Another hard-working pupil, Benedict Nafooh Khobotle, lived near a noisy shebeen in Wallacedene, Kraaifontein, where violence, drugs and gangs are prevalent.
Loud music played late into the night but instead of giving up, he waited for it to finally stop, and hit the books.
He also helped his unemployed single mother look after his seven-year-old brother while she went to look for work.
He was the top matric pupil in the June and September exams at Scottsdene Secondary School last year, and passed matric with two distinctions, a 72% aggregate, and a bachelor’s degree pass which gives him the opportunity to study at university.
“This learner, likewise, is a true inspiration and a fine example for others in similar circumstances. These marks, under these circumstances, make him a top student in my eyes,” said Schafer.
Awards were also presented for excellence in subject performance, for excellence despite barriers to learning, and for the top 50 positions in the province.
The province’s top three candidates were among the pupils and schools recognised for their achievements.
Schools’ improvement recognised
Janke Van Dyk, from Hoërskool Bellville, was the top-achieving matric pupil in the province (and in the country), Matthys Louis Carstens from Hoërskool Durbanville came second provincially and Rondebosch Boys’ High School pupil Erin Michael Solomon came third provincially.
Principals whose schools increased their pass rates significantly or shone in particular subjects were also recognised.
The most improved public school was Aloe Secondary School in Mitchells Plain and the most improved technical high school was Delft Technical High School in Delft, also on the Cape Flats.
Sithembele Matiso Secondary School in Nyanga showed the greatest increase in bachelor’s passes.
Schools were also recognised for improvement and excellence in individual subjects, and overall results.

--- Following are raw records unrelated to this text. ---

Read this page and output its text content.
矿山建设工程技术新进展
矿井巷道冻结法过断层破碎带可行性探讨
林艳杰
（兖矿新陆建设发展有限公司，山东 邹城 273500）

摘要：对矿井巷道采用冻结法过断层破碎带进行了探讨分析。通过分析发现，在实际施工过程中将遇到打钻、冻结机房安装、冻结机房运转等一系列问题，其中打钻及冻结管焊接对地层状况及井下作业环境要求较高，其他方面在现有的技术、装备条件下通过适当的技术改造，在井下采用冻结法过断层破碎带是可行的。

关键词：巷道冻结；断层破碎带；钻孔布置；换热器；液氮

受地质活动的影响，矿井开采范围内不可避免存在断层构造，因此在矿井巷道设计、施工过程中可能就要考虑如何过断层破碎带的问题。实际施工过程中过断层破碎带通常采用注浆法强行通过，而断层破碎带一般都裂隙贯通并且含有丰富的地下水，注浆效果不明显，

Schafer said she was amazed every year by the vast number of pupils who achieve excellent results, separated by points and percentage points, who do not get recognised at the awards ceremony.
“And to them, I also wish to say a huge well done. We can’t all be in the top spots. But if you have worked consistently and done your best, you are as much of a hero as our learners here today.”
Matric a ‘head start’
Zille encouraged pupils to keep learning and to keep adapting.
She said she found the way the results were finalised and standardisation processes “more complex than [Albert] Einstein’s theory of gravitational waves”.
But what really baffled her was how pupils did well against the odds.
“I’ve got 18 months of the premiership left, and I am absolutely determined to start cracking that conundrum,” she said.
She said the matriculants being recognised had an enormous head start in life and a chance to make an impact on the country.
The Western Cape achieved a matric pass rate of 82,7% for 2017.